Op 4 december 1957 nam de Eerste Kamer het wetsvoorstel met 46 tegen 5 stemmen aan. Behalve de CPN stemden ook drie VVD'ers tegen, omdat zij de Europese Gemeenschap te protectionistisch vonden.
Wat in de jaren na de oorlog was begonnen als een ideaal, ontwikkelde zich in de loop van de tijd tot een praktisch, economisch samenwerkingsverband: de controles aan de binnengrenzen verdwenen, de interne markt kwam tot stand, en de euro werd in een groot deel van de EU-landen geïntroduceerd als gemeenschappelijk betaalmiddel. En de EU breidde zich steeds verder uit, met onder andere het Verenigd Koninkrijk in 1973, Spanje in 1986 en later tien landen die vroeger tot het Oostblok werden gerekend. De EU bestaat nu uit 27 landen en is met 83 mln. inwoners een van de grootste economische blokken in de wereld.
Na de oprichting van de EEG was er in Europa een periode relatieve stabiliteit. Een nieuwe wereldoorlog bleef uit en economisch ontwikkelden de lidstaten zich in dit klimaat zeer voortvarend. Nederland, met een op de buitenlandse handel georiënteerde economie, had economisch gezien veel baat bij deze Europese samenwerking.

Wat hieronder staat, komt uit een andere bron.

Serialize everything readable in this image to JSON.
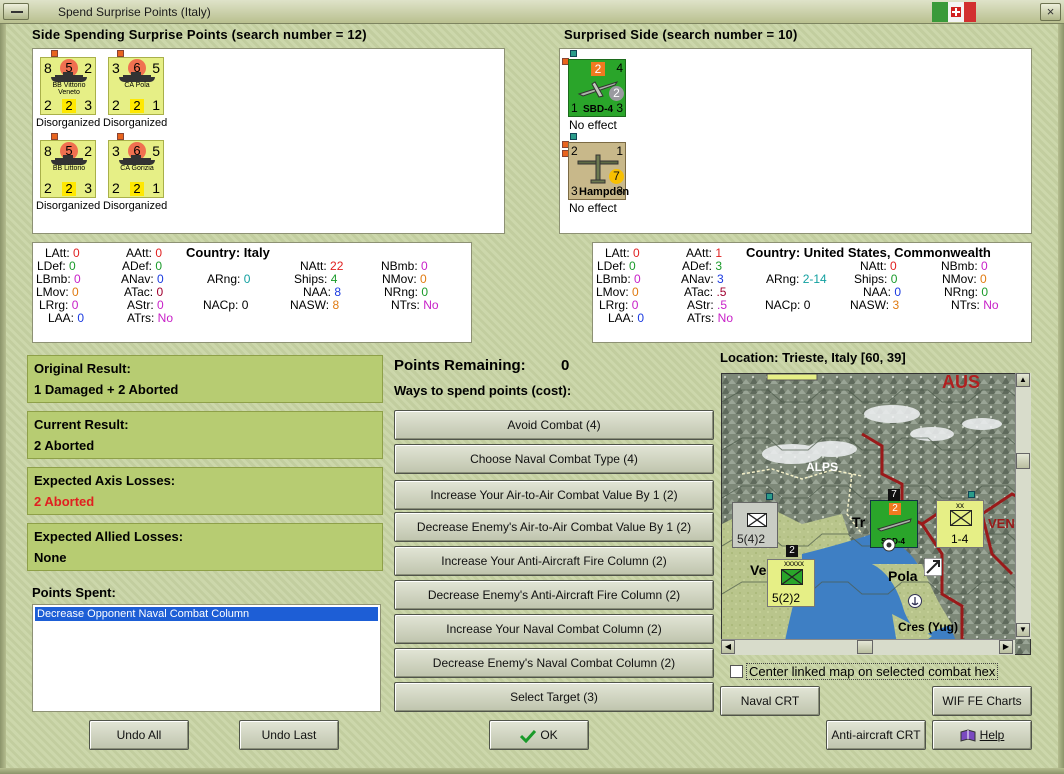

Op 25 maart 2017 kwamen 27 EU-leiders in Rome bijeen om te herdenken dat het Verdrag tot oprichting van de Europese Economische Gemeenschap i zestig jaar geleden werd ondertekend. De leiders zetten hun handtekening onder de Verklaring van Rome. Daarmee wilden zij laten zien dat zij de Europese Unie sterker en veerkrachtiger wilden maken door nog grotere eenheid en onderlinge solidariteit. De leiders spraken over een Europa van meerdere snelheden i, zolang de integratie maar dezelfde kant op gaat. De leiders sloten de verklaring af met de stelling 'Europa is onze gemeenschappelijke toekomst'.
Groot-Brittannië had aangegeven niet bij de viering te zullen zijn aangezien dat land voorbereidingen trof uit de Europese Unie te stappen i. Zodoende kwamen er op 25 maart in Rome 27 in plaats van 28 EU-staatshoofden en regeringsleiders bijeen.